PEN-Studie zur Meinungsfreiheit in Deutschland

"Erschütternde Ergebnisse"

10. Oktober 2018
Redaktion Börsenblatt
Das freie Wort befindet sich in der Wahrnehmung von Autorinnen und Autoren in Deutschland unter starkem Druck − die Selbstzensur nimmt infolge von Bedrohungen zu. Das hat die PEN-Studie "Das freie Wort unter Druck" ergeben, für die über 500 Autoren und Journalisten befragt wurden.
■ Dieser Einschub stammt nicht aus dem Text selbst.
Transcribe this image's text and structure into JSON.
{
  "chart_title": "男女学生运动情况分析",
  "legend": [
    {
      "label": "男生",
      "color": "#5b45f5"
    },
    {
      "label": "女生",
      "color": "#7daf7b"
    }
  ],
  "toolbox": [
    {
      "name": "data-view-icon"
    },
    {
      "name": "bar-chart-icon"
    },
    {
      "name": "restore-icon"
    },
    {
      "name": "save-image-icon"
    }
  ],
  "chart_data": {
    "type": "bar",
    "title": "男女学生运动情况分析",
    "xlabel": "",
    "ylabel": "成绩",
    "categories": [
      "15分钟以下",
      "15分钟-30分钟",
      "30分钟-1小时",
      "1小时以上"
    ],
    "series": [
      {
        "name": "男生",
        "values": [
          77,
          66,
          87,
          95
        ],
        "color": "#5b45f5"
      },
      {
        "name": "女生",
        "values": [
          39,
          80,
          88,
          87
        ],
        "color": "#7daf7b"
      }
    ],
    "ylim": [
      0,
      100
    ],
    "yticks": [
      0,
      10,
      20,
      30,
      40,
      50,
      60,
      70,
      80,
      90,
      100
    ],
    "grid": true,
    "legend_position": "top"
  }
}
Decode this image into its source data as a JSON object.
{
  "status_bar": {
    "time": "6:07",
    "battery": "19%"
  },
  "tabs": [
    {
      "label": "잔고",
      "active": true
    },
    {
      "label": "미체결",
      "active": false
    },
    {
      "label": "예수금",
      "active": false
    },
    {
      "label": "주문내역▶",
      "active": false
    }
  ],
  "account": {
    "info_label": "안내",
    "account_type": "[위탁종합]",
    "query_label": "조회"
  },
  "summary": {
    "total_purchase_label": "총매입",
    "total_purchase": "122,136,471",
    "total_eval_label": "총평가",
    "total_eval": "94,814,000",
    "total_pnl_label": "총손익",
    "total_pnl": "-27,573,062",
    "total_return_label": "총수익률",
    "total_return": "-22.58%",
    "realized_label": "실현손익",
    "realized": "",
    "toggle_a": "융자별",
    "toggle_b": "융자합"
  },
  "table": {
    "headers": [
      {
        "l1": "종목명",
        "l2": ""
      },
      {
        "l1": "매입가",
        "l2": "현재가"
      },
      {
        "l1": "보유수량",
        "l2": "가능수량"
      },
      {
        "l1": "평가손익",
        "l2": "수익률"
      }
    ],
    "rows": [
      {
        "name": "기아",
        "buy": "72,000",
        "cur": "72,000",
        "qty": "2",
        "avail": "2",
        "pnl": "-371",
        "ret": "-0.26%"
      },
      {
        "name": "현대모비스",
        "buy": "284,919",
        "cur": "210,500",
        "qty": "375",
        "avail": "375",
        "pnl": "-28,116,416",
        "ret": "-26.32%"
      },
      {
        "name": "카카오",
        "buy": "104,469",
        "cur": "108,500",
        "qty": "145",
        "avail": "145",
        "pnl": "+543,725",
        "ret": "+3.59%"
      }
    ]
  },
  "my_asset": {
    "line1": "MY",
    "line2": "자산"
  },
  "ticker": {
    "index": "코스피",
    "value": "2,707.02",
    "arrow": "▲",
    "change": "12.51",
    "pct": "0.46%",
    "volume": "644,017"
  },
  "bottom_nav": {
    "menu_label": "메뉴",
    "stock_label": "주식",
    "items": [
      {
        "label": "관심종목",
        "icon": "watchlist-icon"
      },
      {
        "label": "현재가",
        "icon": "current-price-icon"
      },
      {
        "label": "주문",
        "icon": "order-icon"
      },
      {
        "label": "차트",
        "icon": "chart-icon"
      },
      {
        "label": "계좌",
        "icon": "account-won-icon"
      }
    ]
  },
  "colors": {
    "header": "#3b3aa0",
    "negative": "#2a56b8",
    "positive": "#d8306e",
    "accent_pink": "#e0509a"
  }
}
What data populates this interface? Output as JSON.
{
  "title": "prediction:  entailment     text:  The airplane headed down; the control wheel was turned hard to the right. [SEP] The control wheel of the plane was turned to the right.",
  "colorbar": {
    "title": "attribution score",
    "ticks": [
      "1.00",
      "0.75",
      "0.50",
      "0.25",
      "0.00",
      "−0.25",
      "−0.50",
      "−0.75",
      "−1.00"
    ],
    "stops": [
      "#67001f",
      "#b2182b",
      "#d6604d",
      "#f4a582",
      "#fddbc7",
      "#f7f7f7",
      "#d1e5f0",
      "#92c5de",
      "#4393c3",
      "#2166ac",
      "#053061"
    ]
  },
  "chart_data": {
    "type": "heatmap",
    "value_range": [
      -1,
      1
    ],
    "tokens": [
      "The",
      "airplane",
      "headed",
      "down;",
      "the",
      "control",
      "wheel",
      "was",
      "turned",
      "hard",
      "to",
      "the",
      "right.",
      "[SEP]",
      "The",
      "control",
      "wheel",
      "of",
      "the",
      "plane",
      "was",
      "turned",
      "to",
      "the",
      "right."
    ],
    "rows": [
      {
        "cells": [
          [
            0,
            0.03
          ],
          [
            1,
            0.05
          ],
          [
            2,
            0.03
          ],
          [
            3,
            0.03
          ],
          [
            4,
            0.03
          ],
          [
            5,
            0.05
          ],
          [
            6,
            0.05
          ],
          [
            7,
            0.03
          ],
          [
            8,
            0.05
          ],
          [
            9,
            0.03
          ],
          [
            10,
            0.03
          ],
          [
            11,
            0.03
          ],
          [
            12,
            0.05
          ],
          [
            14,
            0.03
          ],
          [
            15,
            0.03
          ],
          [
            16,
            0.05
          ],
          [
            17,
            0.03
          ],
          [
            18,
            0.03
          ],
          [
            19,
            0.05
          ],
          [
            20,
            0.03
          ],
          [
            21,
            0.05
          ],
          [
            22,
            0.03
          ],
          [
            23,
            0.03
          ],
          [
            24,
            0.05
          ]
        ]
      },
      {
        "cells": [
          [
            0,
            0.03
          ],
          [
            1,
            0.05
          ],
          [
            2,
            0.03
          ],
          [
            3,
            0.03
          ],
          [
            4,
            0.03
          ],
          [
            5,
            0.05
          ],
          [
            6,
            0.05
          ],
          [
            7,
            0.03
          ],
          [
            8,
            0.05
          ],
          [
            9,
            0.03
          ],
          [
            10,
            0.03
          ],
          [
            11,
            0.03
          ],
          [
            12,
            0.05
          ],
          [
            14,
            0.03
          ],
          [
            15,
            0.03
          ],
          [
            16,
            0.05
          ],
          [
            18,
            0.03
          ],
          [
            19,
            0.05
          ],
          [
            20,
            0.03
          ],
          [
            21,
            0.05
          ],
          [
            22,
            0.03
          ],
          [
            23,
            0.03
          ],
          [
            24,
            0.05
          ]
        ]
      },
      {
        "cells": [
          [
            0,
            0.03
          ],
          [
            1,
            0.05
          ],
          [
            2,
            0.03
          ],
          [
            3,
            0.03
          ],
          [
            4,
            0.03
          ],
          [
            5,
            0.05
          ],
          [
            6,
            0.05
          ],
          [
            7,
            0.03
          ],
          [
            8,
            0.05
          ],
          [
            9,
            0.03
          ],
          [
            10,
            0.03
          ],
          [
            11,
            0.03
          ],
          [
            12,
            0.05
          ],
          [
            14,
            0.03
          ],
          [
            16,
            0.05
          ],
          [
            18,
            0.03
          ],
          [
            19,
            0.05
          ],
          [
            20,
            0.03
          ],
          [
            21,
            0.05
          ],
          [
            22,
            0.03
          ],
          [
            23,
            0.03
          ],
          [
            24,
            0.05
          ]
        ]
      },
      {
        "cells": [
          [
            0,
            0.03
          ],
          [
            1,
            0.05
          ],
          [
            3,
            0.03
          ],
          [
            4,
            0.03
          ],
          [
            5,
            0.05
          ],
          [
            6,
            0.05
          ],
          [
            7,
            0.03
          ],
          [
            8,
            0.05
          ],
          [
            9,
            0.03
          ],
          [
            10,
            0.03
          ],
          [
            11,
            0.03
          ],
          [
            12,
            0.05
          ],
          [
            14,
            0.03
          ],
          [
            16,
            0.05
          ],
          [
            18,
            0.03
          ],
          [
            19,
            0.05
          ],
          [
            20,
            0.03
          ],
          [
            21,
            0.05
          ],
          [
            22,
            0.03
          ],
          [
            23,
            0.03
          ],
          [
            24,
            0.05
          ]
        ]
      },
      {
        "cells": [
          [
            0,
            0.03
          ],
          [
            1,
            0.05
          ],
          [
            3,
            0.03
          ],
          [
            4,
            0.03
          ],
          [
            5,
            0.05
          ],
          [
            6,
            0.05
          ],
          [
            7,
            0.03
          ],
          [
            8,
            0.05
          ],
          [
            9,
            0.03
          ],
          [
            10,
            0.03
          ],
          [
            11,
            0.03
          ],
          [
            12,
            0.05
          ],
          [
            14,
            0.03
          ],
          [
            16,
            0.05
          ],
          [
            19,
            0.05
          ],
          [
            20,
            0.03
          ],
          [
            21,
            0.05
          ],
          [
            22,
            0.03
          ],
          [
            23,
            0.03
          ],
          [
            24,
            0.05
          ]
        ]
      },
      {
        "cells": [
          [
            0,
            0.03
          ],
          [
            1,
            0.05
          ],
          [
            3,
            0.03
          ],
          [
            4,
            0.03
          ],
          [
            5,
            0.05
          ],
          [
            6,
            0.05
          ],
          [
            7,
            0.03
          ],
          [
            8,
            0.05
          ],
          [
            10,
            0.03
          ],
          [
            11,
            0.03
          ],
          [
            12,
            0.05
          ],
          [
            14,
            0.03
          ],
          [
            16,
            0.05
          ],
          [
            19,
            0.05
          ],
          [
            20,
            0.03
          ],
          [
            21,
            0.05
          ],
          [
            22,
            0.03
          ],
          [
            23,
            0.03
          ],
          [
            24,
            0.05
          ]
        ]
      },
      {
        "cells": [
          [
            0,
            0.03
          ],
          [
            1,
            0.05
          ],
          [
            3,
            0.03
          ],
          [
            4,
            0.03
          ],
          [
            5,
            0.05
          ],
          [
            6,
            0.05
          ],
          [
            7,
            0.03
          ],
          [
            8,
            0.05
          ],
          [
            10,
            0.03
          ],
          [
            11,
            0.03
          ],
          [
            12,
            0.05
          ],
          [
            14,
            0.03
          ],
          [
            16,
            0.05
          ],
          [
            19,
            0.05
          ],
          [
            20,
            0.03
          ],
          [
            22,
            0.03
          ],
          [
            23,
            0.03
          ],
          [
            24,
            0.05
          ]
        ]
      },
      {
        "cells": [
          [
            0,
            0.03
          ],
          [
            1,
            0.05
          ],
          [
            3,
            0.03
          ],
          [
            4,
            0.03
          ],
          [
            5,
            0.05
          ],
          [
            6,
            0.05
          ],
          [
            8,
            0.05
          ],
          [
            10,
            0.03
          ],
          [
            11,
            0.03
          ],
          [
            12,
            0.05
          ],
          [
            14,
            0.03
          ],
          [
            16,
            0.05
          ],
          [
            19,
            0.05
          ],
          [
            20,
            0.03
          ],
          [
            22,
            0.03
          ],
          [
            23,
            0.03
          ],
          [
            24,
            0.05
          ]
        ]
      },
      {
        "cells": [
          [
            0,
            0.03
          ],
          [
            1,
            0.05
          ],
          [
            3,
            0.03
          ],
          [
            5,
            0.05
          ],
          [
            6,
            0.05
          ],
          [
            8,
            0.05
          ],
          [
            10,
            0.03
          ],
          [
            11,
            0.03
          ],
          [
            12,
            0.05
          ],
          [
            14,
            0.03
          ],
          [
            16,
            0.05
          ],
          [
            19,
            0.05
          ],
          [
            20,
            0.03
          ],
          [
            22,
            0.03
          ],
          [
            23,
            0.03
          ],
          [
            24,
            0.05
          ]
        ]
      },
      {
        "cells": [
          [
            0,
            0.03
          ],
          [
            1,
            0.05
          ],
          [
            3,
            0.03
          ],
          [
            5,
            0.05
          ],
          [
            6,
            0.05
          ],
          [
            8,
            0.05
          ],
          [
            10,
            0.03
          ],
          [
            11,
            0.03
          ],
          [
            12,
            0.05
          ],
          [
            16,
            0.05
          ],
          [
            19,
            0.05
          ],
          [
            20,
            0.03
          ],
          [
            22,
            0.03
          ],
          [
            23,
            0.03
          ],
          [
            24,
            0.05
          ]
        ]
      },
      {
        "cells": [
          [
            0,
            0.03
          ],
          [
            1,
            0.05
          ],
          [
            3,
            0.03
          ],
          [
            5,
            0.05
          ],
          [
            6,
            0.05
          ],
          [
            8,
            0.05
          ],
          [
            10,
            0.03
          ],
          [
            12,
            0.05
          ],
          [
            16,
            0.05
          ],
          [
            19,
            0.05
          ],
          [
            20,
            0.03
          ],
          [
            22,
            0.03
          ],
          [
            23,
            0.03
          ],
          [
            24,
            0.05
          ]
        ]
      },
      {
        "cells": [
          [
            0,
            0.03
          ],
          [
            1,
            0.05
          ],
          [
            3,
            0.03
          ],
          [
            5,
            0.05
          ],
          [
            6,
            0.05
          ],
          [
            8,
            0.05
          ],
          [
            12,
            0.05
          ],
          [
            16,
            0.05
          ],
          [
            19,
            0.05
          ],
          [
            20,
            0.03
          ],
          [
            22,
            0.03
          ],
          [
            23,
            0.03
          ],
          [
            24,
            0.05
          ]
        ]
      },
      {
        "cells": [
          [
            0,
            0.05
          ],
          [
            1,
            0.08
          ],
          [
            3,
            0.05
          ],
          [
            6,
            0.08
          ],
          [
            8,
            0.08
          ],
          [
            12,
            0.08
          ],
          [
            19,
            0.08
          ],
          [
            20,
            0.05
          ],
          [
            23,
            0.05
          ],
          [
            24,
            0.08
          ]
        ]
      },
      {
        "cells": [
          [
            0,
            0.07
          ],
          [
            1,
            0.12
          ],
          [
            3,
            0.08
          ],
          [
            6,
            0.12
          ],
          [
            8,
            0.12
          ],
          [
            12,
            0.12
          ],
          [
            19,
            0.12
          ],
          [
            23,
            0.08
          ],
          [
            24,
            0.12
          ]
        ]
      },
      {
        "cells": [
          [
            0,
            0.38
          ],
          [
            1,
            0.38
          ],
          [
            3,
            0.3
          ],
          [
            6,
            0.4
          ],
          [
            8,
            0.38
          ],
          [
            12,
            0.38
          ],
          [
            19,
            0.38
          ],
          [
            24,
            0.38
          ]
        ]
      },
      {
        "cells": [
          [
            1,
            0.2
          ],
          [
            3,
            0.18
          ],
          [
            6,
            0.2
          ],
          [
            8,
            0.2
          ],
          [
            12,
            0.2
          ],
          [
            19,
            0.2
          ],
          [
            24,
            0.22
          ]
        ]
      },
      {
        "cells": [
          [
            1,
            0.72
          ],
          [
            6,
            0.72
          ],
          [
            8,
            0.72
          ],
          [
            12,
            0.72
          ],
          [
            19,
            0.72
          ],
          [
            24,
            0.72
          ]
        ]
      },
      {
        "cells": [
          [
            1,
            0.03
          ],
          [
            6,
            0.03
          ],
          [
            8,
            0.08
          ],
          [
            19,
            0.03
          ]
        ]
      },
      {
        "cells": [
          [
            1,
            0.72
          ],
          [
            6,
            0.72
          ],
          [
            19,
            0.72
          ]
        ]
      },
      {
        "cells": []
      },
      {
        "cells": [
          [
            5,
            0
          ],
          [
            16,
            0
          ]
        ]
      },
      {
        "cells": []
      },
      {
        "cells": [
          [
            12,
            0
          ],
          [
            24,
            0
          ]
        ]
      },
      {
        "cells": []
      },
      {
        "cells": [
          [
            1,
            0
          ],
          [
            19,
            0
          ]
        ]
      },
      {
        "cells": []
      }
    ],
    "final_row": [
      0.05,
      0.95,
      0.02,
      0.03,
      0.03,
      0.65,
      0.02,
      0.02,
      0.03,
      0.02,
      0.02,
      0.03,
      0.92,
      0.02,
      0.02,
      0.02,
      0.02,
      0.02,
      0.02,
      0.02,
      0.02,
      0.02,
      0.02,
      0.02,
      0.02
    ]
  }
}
Für die Studie, die das PEN-Zentrum Deutschland und das Institut für Medienforschung der Universität Rostock durchgeführt haben, wurden vom 25. Juni bis 22. Juli 2018 Schriftsteller, Journalisten, Übersetzer, Redakteure, Lektoren, Drehbuchautorern sowie Verleger, Blogger, Literaturwissenschaftler oder Dozent befragt. 526 Antworten kamen zurück, davon 72 Prozent von Schriftstellern, so die Presseinformation des PEN Zentrums.

Dabei seien erschreckende Zahlen zutage getreten:

  • Drei Viertel der Befragten (75 Prozent) sind in Sorge ("teilweise besorgt"; "(sehr) besorgt") über die freie Meinungsäußerung in Deutschland und beklagen eine Zunahme von Bedrohungen, Einschüchterungsversuchen und hasserfüllten Reaktionen.
  • Jeder Zweite (52 Prozent) hat bereits Übergriffe auf seine Person erlebt (davon: 2 Prozent körperliche Angriffe; 31 Prozent verbale, persönliche Angriffe; 37 Prozent im Internet) und hat außerdem Kenntnis von Angriffen auf Kolleginnen und Kollegen (48 Prozent gaben dies an).
Dies wirke sich nicht nur auf das persönliche Wohlbefinden der Betroffenen, sondern auch auf das literarische Schaffen aus:
  • Jeder Vierte, der Angriffe erlebt hat, ist vorsichtiger geworden in der Beurteilung von Geschehnissen;
  • jeder Fünfte schreibt weniger über kritische Themen
  • und jeder Achte beschränkt sich in der Darstellung.
Die Kommunikation über sensible Themen leide ebenfalls, indem bestimmte Inhalte vermieden und insbesondere Aktivitäten in sozialen Medien reduziert werden. Gerade die Online-Plattformen würden für die weit überwiegende Mehrheit der Befragten eine Bedrohung für die schriftstellerische Freiheit darstellen. "Immerhin: Dem Druck, der auf dem freien Wort lastet, stellt sich jeder zweite Autor bzw. jede zweite Autorin mit größerem Selbstbewusstsein entgegen und bestärkt sie im eigenen Schaffen", so das PEN-Zentrum.  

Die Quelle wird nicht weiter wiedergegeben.